CHANGEZ DE LUNETTES.

Alors que le Front National devrait à tous faire moins peur que l’abstention. Mais il est révélateur de constater que, manifestement, toutes les bouches autorisées considèrent l’abstention comme une non-expression. Les abstentionnistes n’existent pas, ainsi en ont décidé les bouches autorisées. Et si l'on se contente de déplorer l'abstention galopante, c'est parce qu'on a une confiance aveugle dans la démocratie représentative : seuls ceux qui font l'effort de mettre leur bulletin méritent d'exister politiquement. Autrement dit la démocratie par délégation. Dans ce système, on me demande juste de renoncer à ma liberté pour la confier à quelqu'un dont j'ignore toutes les qualités, tous les défauts et quel usage il en fera, de ma liberté !

 

L'abstention, seuls quelques journalistes étourdis en parlent comme du « parti majoritaire », mais surtout sans en tirer les conclusions. Si, à la rigueur, on entend parler de perte de confiance, mais ça ne va pas plus loin. Je vais exiger que l'abstention soit décomptée parmi les suffrages exprimés, tiens. Voilà une idée qu'elle bonne !

 

Alors prenons le nombre des « inscrits », pas celui des « exprimés ». Cela donne quoi ? Au plan national, très difficile de savoir. Je suis allé voir les chiffres sur le site du ministère : au moment où j’écris, pas de résultats nationaux ! Voyons donc la grande région « Sud-Est ». Inscrits : 7.981.771. Exprimés : 3.318.163 (bulletins blancs désormais compris, environ 2 %).

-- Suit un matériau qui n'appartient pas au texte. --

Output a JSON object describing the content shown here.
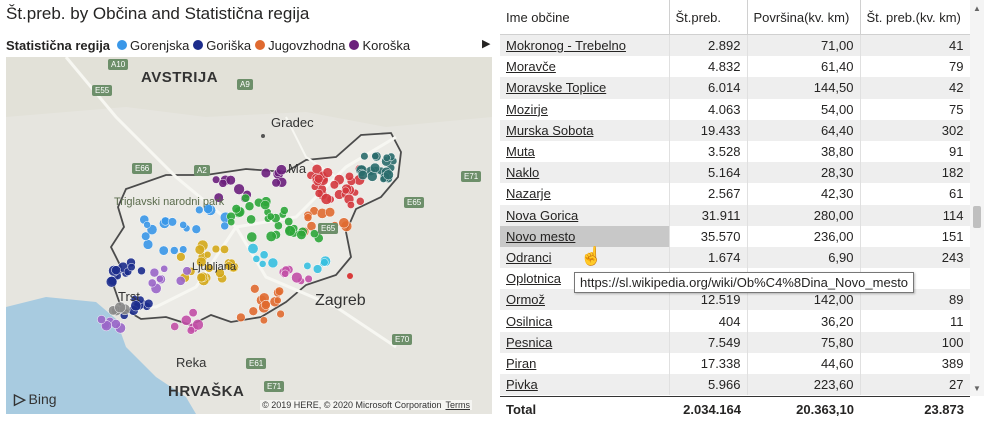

Ce qui fait à peu près 58 % d'abstention. 60 % avec les blancs. Mais non, ce n'est pas le moment de se poser des questions, on vous dit !

 

La conclusion logique ? Les hommes politiques n'ont pas besoin de l'esprit civique. Ils ont seulement besoin de quelques gogos qui se disent qu'il « faut aller voter ». A quel taux de gogos la machine électorale s'arrêtera-t-elle de fonctionner ? 15 % de votants ? 10 % ? Qui dit mieux ? 

 

Et puis je refais les calculs : si l’on passe des exprimés aux inscrits, Le Pen tombe de 28,18 % à 11,71 %. Ça relativise, non ? Et on comprend pourquoi Valls en reste aux exprimés : le Parti « socialiste » s’effondre de 11,87 % à 4,93 %. Ah ça, je dois dire que ça fait du bien ! Il faut le savoir, dans le grand Sud-Est, le PS attire moins de 5 % des Français en âge de voter. Il faudrait claironner le résultat de ce sondage grandeur nature. Je précise que j'ai pris les chiffres provisoires sur le site du ministère.

 

L’arnaque est donc à plusieurs étages. Passons sur l’absurde complexité qui empile, sur le site ministériel, au sujet de l'Europe, le département, la région, la « grande région » et passe sous silence la dimension nationale, pour nous intéresser à l’arnaque médiatique. Tout le monde se rend bien compte que les deux grandes structures « politiques » (?) du PS et de l’UMP sont absolument cramées à cœur et que, en dehors du Front National, la France est donc un désert politique. Rappelons quand même que le succès actuel du FN a été patiemment préparé, mitonné, élaboré dans les cuisines du PS et de l'UMP.

 

Le FN, franchement, je n’aimerais pas le voir aux manettes. Entre les jean-foutres et les dangereux, on voit bien qui prendrait l’ascendant. C’est à cela qu’on mesure l’état totalement misérable dans lequel est le personnel politique français. Toute la classe politique est paralysée, passant l’essentiel de son énergie, de son temps et de notre argent à « communiquer », à s’observer, à calculer, à élaborer des tactiques, tout en s’efforçant de neutraliser l’adversaire dès que celui-ci prend l'initiative ahurissante de lever un sourcil. Pendant ce temps, les députés allemands élus au Parlement européen travaillent.

 

Et quand le Président commence à manquer d'air ou de daphnies au fond de son bocal, il convoque les caméras et prend son chapeau de prestidigitateur pour en sortir le lapin de la suppression des départements, histoire de donner l’impression qu’il se passe quelque chose. C'est sûr, Hollande ne manque pas d'air. Etonnez-vous que le FN donne aux gens l’impression qu’il existe. Les hommes politiques français, en réalité et en profondeur, sont désespérés, pétrifiés d’impuissance. Il ne savent plus quoi inventer pour exister dans les médias.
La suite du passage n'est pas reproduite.